Over the years Laramie, Wyoming has become a tourist attraction for those seeking an authentic slice of the American Wild West, but in October 1998 international attention became focused on the small town for a very different reason.
Twenty-one-year-old homosexual student Matthew Shepard was beaten, tortured and tied to a fence for 18 hours, the tracks of his tears evident against his blood stained face. Following his death, a public outcry ensued as the battle against homophobia in small town America became a hot topic.
Embarking on a journey to explore the aftermath of Shepard’s death, New York-based Tectonic Theatre Project questioned “What can we theatre artists do as a response to this incident?” The answer; an award-winning piece of verbatim theatre that has since been re-performed hundreds of times by various companies internationally – and now the play returns to Melbourne with Mockingbird Theatre.

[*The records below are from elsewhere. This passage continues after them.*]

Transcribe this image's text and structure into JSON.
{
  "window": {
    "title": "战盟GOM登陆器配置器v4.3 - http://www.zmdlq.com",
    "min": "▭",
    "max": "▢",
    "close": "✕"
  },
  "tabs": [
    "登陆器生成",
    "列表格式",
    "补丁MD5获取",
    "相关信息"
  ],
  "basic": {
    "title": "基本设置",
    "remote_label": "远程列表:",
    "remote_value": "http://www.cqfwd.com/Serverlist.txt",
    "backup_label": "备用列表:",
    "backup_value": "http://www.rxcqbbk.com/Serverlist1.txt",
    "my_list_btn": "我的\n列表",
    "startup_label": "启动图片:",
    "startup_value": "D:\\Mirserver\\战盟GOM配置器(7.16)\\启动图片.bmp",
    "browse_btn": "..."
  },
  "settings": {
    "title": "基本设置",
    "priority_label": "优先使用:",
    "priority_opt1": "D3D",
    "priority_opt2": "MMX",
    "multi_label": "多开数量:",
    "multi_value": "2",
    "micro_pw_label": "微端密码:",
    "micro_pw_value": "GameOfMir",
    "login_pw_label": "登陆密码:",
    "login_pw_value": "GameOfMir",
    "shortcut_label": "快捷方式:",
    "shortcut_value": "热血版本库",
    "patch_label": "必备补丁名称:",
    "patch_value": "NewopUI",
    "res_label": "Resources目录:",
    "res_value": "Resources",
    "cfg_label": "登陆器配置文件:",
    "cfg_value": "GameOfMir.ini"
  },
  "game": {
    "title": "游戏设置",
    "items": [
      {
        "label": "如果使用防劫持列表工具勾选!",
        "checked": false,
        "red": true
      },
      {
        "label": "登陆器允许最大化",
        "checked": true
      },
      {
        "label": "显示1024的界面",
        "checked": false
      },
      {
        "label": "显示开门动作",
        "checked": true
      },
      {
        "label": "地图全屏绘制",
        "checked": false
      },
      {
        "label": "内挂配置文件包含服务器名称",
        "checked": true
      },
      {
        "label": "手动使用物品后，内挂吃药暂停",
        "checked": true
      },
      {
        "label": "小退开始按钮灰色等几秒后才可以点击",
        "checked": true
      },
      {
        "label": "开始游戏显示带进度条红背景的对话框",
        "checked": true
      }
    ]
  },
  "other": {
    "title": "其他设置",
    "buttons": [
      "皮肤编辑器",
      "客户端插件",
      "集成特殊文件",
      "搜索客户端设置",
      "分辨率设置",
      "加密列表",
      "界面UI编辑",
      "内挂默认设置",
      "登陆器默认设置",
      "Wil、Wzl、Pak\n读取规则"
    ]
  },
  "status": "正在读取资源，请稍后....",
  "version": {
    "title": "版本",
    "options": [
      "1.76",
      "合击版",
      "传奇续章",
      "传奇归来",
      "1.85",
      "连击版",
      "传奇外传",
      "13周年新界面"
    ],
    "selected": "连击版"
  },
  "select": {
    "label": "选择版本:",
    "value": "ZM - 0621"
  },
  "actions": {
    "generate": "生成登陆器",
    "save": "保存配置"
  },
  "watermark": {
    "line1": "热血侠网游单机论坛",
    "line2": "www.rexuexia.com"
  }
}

Proudly supporting the Victorian 'No to Homophobia' campaign, a cast of nine tackles an array of characters in director Chris Baldock’s simple, yet effective approach to retelling the aftermath of Shepard’s death. The challenging content is performed brilliantly, with particular kudos going to Adam Ward and Maggie Chrétien, who both perform with such honesty that the actuality of their words is all the more devastating.
At times the allusions to all things American is overplayed – the soundtrack in particular distracts from the hard-hitting content at certain moments. However, this is a very thought-provoking, superbly executed play. With three acts and two intervals do make sure you get comfortable before the dramatic discomfort starts.